Tale riferimento dimostra o ribadisce per l’ennesima volta l’importanza dell’esercizio che ci propone la Commissione e per cui desidero ringraziare vivamente il Commissario. Non si tratta di una misura unica, ma piuttosto di un tassello di un lungo processo – che è iniziato nel 2004 – e che ora sta assumendo la forma di misure sempre più interessanti ed efficaci.
Inoltre, in vista della complessità della società europea, basata su reti complesse e aperte per le comunicazioni, per gli approvvigionamenti e per i servizi, su cui oltretutto si fonda l’economia, dobbiamo organizzare una difesa di queste infrastrutture e difenderci tenendo presente la loro potenziale vulnerabilità agli attentati terroristici.
Vorrei rilevare che il mio gruppo era più d’accordo con la proposta originale della Commissione in merito alla definizione delle infrastrutture critiche europee, ossia le infrastrutture condivise da due o più paesi o nei casi in cui un dato Stato membro possa subire le conseguenze derivanti dall’infrastruttura di un altro Stato membro.
Ad esempio, per noi, l’Eurotunnel potrebbe essere un caso esemplare in cui applicare questa protezione ottimale da eventuali attentati, per non parlare degli aeroporti, eccetera, dove siamo già stati colpiti.
Domani quindi manterremo questa posizione a favore della proposta originale della Commissione, in quanto vogliamo tenere viva la speranza di raccogliere un maggiore sostegno in Consiglio. In ogni caso preferiamo continuare a dirigerci verso approcci più integrati ed europei e preferiamo evitare risparmi che apparentemente possono ridurre i costi, ma di cui potremmo pentirci in futuro.
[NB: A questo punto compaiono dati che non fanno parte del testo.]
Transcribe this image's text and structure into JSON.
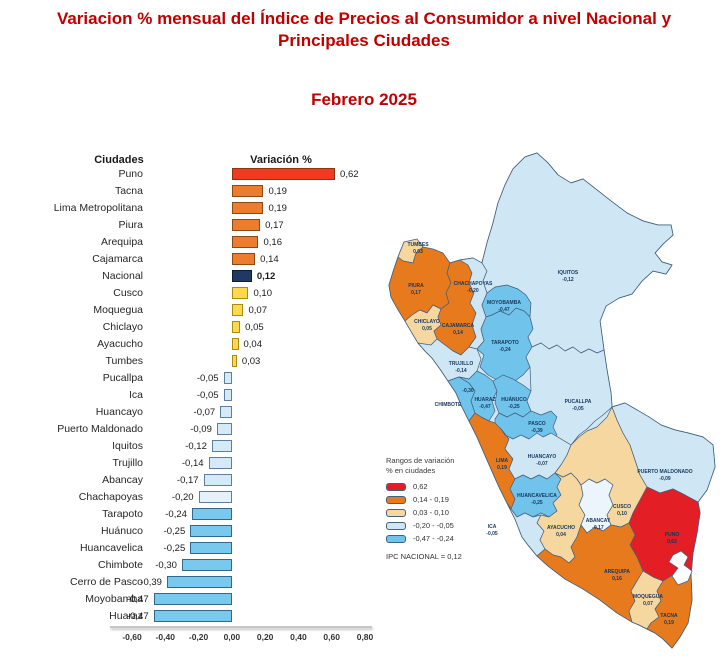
{
  "title": {
    "line1": "Variacion % mensual del Índice de Precios al Consumidor a nivel Nacional y",
    "line2": "Principales Ciudades",
    "subtitle": "Febrero 2025"
  },
  "chart_data": {
    "type": "bar",
    "orientation": "horizontal",
    "title": "Variacion % mensual del Índice de Precios al Consumidor a nivel Nacional y Principales Ciudades — Febrero 2025",
    "col_city_header": "Ciudades",
    "col_value_header": "Variación %",
    "xlim": [
      -0.6,
      0.8
    ],
    "x_ticks": [
      "-0,60",
      "-0,40",
      "-0,20",
      "0,00",
      "0,20",
      "0,40",
      "0,60",
      "0,80"
    ],
    "grid": false,
    "rows": [
      {
        "label": "Puno",
        "value": 0.62,
        "display": "0,62",
        "color": "red",
        "bold": false
      },
      {
        "label": "Tacna",
        "value": 0.19,
        "display": "0,19",
        "color": "orange",
        "bold": false
      },
      {
        "label": "Lima Metropolitana",
        "value": 0.19,
        "display": "0,19",
        "color": "orange",
        "bold": false
      },
      {
        "label": "Piura",
        "value": 0.17,
        "display": "0,17",
        "color": "orange",
        "bold": false
      },
      {
        "label": "Arequipa",
        "value": 0.16,
        "display": "0,16",
        "color": "orange",
        "bold": false
      },
      {
        "label": "Cajamarca",
        "value": 0.14,
        "display": "0,14",
        "color": "orange",
        "bold": false
      },
      {
        "label": "Nacional",
        "value": 0.12,
        "display": "0,12",
        "color": "navy",
        "bold": true
      },
      {
        "label": "Cusco",
        "value": 0.1,
        "display": "0,10",
        "color": "yellow",
        "bold": false
      },
      {
        "label": "Moquegua",
        "value": 0.07,
        "display": "0,07",
        "color": "yellow",
        "bold": false
      },
      {
        "label": "Chiclayo",
        "value": 0.05,
        "display": "0,05",
        "color": "yellow",
        "bold": false
      },
      {
        "label": "Ayacucho",
        "value": 0.04,
        "display": "0,04",
        "color": "yellow",
        "bold": false
      },
      {
        "label": "Tumbes",
        "value": 0.03,
        "display": "0,03",
        "color": "yellow",
        "bold": false
      },
      {
        "label": "Pucallpa",
        "value": -0.05,
        "display": "-0,05",
        "color": "pale",
        "bold": false
      },
      {
        "label": "Ica",
        "value": -0.05,
        "display": "-0,05",
        "color": "pale",
        "bold": false
      },
      {
        "label": "Huancayo",
        "value": -0.07,
        "display": "-0,07",
        "color": "pale",
        "bold": false
      },
      {
        "label": "Puerto Maldonado",
        "value": -0.09,
        "display": "-0,09",
        "color": "pale",
        "bold": false
      },
      {
        "label": "Iquitos",
        "value": -0.12,
        "display": "-0,12",
        "color": "pale",
        "bold": false
      },
      {
        "label": "Trujillo",
        "value": -0.14,
        "display": "-0,14",
        "color": "pale",
        "bold": false
      },
      {
        "label": "Abancay",
        "value": -0.17,
        "display": "-0,17",
        "color": "pale",
        "bold": false
      },
      {
        "label": "Chachapoyas",
        "value": -0.2,
        "display": "-0,20",
        "color": "pale_light",
        "bold": false
      },
      {
        "label": "Tarapoto",
        "value": -0.24,
        "display": "-0,24",
        "color": "sky",
        "bold": false
      },
      {
        "label": "Huánuco",
        "value": -0.25,
        "display": "-0,25",
        "color": "sky",
        "bold": false
      },
      {
        "label": "Huancavelica",
        "value": -0.25,
        "display": "-0,25",
        "color": "sky",
        "bold": false
      },
      {
        "label": "Chimbote",
        "value": -0.3,
        "display": "-0,30",
        "color": "sky",
        "bold": false
      },
      {
        "label": "Cerro de Pasco",
        "value": -0.39,
        "display": "-0,39",
        "color": "sky",
        "bold": false
      },
      {
        "label": "Moyobamba",
        "value": -0.47,
        "display": "-0,47",
        "color": "sky",
        "bold": false
      },
      {
        "label": "Huaraz",
        "value": -0.47,
        "display": "-0,47",
        "color": "sky",
        "bold": false
      }
    ]
  },
  "map": {
    "legend": {
      "title_line1": "Rangos de variación",
      "title_line2": "% en ciudades",
      "items": [
        {
          "label": "0,62",
          "color": "red"
        },
        {
          "label": "0,14  -  0,19",
          "color": "orange"
        },
        {
          "label": "0,03  -  0,10",
          "color": "peach"
        },
        {
          "label": "-0,20  -  -0,05",
          "color": "pale"
        },
        {
          "label": "-0,47  -  -0,24",
          "color": "sky"
        }
      ],
      "footer": "IPC NACIONAL =  0,12"
    },
    "regions": [
      {
        "id": "tumbes",
        "name": "TUMBES",
        "value": "0,03",
        "color": "peach"
      },
      {
        "id": "piura",
        "name": "PIURA",
        "value": "0,17",
        "color": "orange"
      },
      {
        "id": "chiclayo",
        "name": "CHICLAYO",
        "value": "0,05",
        "color": "peach"
      },
      {
        "id": "cajamarca",
        "name": "CAJAMARCA",
        "value": "0,14",
        "color": "orange"
      },
      {
        "id": "chachapoyas",
        "name": "CHACHAPOYAS",
        "value": "-0,20",
        "color": "pale"
      },
      {
        "id": "moyobamba",
        "name": "MOYOBAMBA",
        "value": "-0,47",
        "color": "sky"
      },
      {
        "id": "tarapoto",
        "name": "TARAPOTO",
        "value": "-0,24",
        "color": "sky"
      },
      {
        "id": "iquitos",
        "name": "IQUITOS",
        "value": "-0,12",
        "color": "pale"
      },
      {
        "id": "trujillo",
        "name": "TRUJILLO",
        "value": "-0,14",
        "color": "pale"
      },
      {
        "id": "chimbote",
        "name": "CHIMBOTE",
        "value": "-0,30",
        "color": "sky"
      },
      {
        "id": "huaraz",
        "name": "HUARAZ",
        "value": "-0,47",
        "color": "sky"
      },
      {
        "id": "huanuco",
        "name": "HUÁNUCO",
        "value": "-0,25",
        "color": "sky"
      },
      {
        "id": "pucallpa",
        "name": "PUCALLPA",
        "value": "-0,05",
        "color": "pale"
      },
      {
        "id": "pasco",
        "name": "PASCO",
        "value": "-0,39",
        "color": "sky"
      },
      {
        "id": "lima",
        "name": "LIMA",
        "value": "0,19",
        "color": "orange"
      },
      {
        "id": "huancayo",
        "name": "HUANCAYO",
        "value": "-0,07",
        "color": "pale"
      },
      {
        "id": "huancavelica",
        "name": "HUANCAVELICA",
        "value": "-0,25",
        "color": "sky"
      },
      {
        "id": "ica",
        "name": "ICA",
        "value": "-0,05",
        "color": "pale"
      },
      {
        "id": "ayacucho",
        "name": "AYACUCHO",
        "value": "0,04",
        "color": "peach"
      },
      {
        "id": "abancay",
        "name": "ABANCAY",
        "value": "-0,17",
        "color": "white_blue"
      },
      {
        "id": "cusco",
        "name": "CUSCO",
        "value": "0,10",
        "color": "peach"
      },
      {
        "id": "pm",
        "name": "PUERTO MALDONADO",
        "value": "-0,09",
        "color": "pale"
      },
      {
        "id": "puno",
        "name": "PUNO",
        "value": "0,62",
        "color": "red"
      },
      {
        "id": "arequipa",
        "name": "AREQUIPA",
        "value": "0,16",
        "color": "orange"
      },
      {
        "id": "moquegua",
        "name": "MOQUEGUA",
        "value": "0,07",
        "color": "peach"
      },
      {
        "id": "tacna",
        "name": "TACNA",
        "value": "0,19",
        "color": "orange"
      }
    ]
  },
  "colors": {
    "title_red": "#C00000",
    "bar": {
      "red": {
        "fill": "#F03B22",
        "border": "#8C3310"
      },
      "orange": {
        "fill": "#ED7D2E",
        "border": "#8C4A10"
      },
      "navy": {
        "fill": "#1F3864",
        "border": "#0D1B33"
      },
      "yellow": {
        "fill": "#FFD94B",
        "border": "#A98A12"
      },
      "pale": {
        "fill": "#D4EAF7",
        "border": "#5D7F9E"
      },
      "pale_light": {
        "fill": "#E3F2FB",
        "border": "#5D7F9E"
      },
      "sky": {
        "fill": "#79C9EE",
        "border": "#33678C"
      }
    },
    "map": {
      "red": "#E31E25",
      "orange": "#E87A1E",
      "peach": "#F6D7A0",
      "pale": "#CFE7F5",
      "sky": "#70C3EA",
      "white_blue": "#ECF5FB",
      "stroke": "#43607D",
      "label": "#16365C"
    }
  }
}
Sosteniamo tutte le proposte dell’onorevole Hennis-Plasschaert sulla protezione riguardo ai paesi terzi, e sosteniamo tutte le proposte concernenti la protezione dei dati personali in tale ambito. Naturalmente sosteniamo tutti gli elementi della proposta che afferiscono alla necessaria riservatezza – abbiamo una lunga esperienza in quest’ambito sia a livello nazionale sia a livello di Esecutivo, e non crediamo che sarà violata in questo frangente – e, pertanto, conveniamo anche sulla necessità di evitare duplicazioni tra azioni già attuate negli Stati membri e le iniziative che ora ci vengono proposte dalla Commissione.
In questo modo speriamo di superare la posizione retrograda che abbiamo dovuto accettare in seno alla commissione per i trasporti e il turismo e rispetto alla quale il mio gruppo tuttora dissente. Spero che la proposta che sarà votata domani ci consentirà di continuare a progredire; spero inoltre che con la proposta del Parlamento – e sono grata per il grande lavoro svolto dall’onorevole Hennis-Plasschaert e dai colleghi – e con la proposta del Consiglio riusciremo a conseguire una migliore protezione delle infrastrutture critiche europee.
Margarita Starkevičiūtė, a nome del gruppo ALDE. – (LT) Desidero ringraziare il Commissario e la relatrice per le proposte; desidero tuttavia sottolineare che tali suggerimenti vanno interpretati solo come l’inizio della discussione. Non so se Internet può essere considerata un’infrastruttura critica ai sensi della definizione usata dalla Commissione. Come posso sapere se, nel caso in cui un sito sia stato bloccato in un dato paese, esso non sia più un’infrastruttura critica? Basta bloccare il sito di una grande banca avente sede, ad esempio, in Germania, in Francia o nel Regno Unito, e tutti gli abitanti d’Europa ne avvertirebbero le conseguenze. Parliamo di consolidare il settore finanziario, l’attività economica e persino le catene alberghiere. In altre parole, dobbiamo riconoscere che l’infrastruttura critica è sconfinata nel ciberspazio, e credo che l’Estonia sia il primo paese ad avere sperimentato elementi di guerra cibernetica. Mi dispiace che sia stata dedicata poca attenzione a questo tema, che ora sta scivolando in fondo alla lista di preoccupazioni del Commissario responsabile delle telecomunicazioni. Tuttavia, mi preme affermare che questa materia deve essere evidenziata in rapporto alla sicurezza, poiché è difficile immaginare la vita dei cittadini europei senza Internet. Non possiamo dire se Internet sia europea o se appartenga a un determinato paese – è una rete mondiale e ovviamente definire le modalità di protezione del web da un attentato che potrebbe essere sferrato in ogni momento è molto complicato e il dibattito deve svolgersi a un livello completamente diverso. Al momento si parla principalmente dell’infrastruttura fisica e senza dubbio rimane il turbamento per le scene drammatiche cui abbiamo assistito, ma la vita sta diventando sempre più virtuale e di questo aspetto occorre tenere conto.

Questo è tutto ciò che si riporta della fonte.